Like me, they too have been separated from their wife.
And their kids.
And in some cases their mistress.
Them, not me.
They left for work 70+ days ago.
Today, they are home.
It is impossible to comprehend what life must've been like for them.
True, I may, possibly, be able to relate on some tiny level to how much those men have missed their wife.
And their kids.
And their dog.
But that's where the comparison stops.
For the last two months I showered every day.
Twice if I wanted.
I eat three meals every day.
Four if I wanted.
More if I wanted.
I also could watch any reality show I wanted.
I wasn't forced to live one.
Like millions of people around the world, I watched as the hype built for this rescue attempt.
You couldn’t help but recognize what was about to happen.
But honestly, I had no idea how amazing it would be.
The first miner to reach safe ground was exciting.   
So was the 2nd.  And the 3rd.   And the 13th.   And the 19th.   And the 26th.   And the 28th.    And the 32nd.
And finally, the 33rd.
It never got old.
With each man brought back to earth and brought back to his family, the story got even better.
Seeing the reaction of the men who were rescued and the reaction of the men doing the rescuing was truly inspiring.
But to see the reaction of the family members waiting to hold their hero was overwhelming.
I don't do very well watching other people cry.
I usually join in.
You should’ve seen me at the movie Ghost.   It was ugly.
For anybody who was able to watch the rescue in Chile and keep a dry eye, shame on you.
This was a real life miracle, unfolding right in front of our eyes.
These things just don't happen.
Ok, Capt Sully might disagree.
But with all of the bad in this world and all of the stories that seem to gobble up our attention, this was one for the good guys.
This was truly must see TV.
Just imagine if Survivor, Amazing Race, Fear Factor and I’m a Celebrity Get Me Outta Here got mixed into one. 

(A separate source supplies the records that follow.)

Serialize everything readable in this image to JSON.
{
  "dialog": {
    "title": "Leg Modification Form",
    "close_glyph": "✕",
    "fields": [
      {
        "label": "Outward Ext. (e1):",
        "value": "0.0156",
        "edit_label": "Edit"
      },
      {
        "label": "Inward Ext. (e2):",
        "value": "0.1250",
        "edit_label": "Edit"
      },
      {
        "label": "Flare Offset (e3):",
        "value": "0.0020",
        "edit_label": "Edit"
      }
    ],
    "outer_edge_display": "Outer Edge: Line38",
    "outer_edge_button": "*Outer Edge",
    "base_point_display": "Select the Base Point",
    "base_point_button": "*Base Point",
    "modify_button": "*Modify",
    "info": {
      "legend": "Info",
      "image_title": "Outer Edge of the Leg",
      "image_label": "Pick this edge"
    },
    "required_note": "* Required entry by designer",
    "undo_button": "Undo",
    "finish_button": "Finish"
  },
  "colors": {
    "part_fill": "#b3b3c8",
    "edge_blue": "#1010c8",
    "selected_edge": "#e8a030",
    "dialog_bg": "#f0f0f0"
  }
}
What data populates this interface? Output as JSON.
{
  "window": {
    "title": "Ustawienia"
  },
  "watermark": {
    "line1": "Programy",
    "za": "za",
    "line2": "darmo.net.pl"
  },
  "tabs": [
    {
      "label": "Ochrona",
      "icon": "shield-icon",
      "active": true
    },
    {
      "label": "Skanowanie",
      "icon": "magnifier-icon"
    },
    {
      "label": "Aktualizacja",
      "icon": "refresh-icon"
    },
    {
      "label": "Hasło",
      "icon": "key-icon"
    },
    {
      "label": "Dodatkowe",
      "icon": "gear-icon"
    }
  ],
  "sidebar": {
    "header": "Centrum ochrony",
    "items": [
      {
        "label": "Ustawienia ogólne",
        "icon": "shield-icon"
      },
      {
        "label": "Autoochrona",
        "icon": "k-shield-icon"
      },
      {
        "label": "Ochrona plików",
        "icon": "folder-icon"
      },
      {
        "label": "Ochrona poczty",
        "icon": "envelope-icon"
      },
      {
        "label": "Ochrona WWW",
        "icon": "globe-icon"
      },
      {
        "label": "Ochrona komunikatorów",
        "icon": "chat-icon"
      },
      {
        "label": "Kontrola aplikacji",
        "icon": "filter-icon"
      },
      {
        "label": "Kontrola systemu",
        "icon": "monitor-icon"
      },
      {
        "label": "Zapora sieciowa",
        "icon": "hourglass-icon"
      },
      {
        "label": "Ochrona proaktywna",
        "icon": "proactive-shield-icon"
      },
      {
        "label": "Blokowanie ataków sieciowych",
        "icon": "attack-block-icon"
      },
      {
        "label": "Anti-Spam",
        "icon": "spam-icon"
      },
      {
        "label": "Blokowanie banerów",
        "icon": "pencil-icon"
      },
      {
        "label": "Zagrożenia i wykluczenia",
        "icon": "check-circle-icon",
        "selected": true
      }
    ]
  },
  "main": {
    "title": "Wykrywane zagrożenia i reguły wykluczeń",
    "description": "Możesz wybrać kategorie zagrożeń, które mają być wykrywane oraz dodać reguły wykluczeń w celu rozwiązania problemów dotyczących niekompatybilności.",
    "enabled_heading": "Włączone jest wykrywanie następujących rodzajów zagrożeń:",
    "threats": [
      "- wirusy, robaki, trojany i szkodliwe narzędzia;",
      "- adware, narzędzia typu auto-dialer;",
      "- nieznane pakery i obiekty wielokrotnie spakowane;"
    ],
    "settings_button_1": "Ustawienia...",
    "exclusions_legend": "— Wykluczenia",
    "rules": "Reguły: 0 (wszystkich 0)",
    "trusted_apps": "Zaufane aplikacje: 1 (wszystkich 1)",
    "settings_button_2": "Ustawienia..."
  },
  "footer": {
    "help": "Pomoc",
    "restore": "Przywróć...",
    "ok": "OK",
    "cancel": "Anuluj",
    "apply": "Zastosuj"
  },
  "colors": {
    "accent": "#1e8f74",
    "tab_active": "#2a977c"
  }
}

Come on -- 33 miners trapped nearly a half a mile underground.
They survived by eating one spoonful of tuna every two days.
17 days later, they get a note out that they are ok.
Oliver Stone, is that you?
Then, with more camera angles than a match at Wimbledon, we watch these men take a 2,200 foot ride back to safety.
In a capsule the size of a New York apartment.
If you want to see a story like this, it usually involves George Clooney or Matt Damon.
Not Florencio Avalos Silva the first guy to be brought back.
Or Ariel Ticona Yanez, who became a father while being trapped underground.
Or Jose Henrique Gonzalez, who has been married for 33 years, worked at the mine for 33 years and was one of 33 trapped men.
I wonder if he’s heard of Larry Bird?
Perhaps the most shocking part of this story was how good these men looked when they got out of the capsule.
Especially after what they’d been through.
What was in that cave after all?
They were all clean shaven.
Hair and makeup was perfect.
The clothes were dirty, but not messy.
Nobody was hungry.
It was exactly like a Hollywood set.
Which is exactly where this story is headed.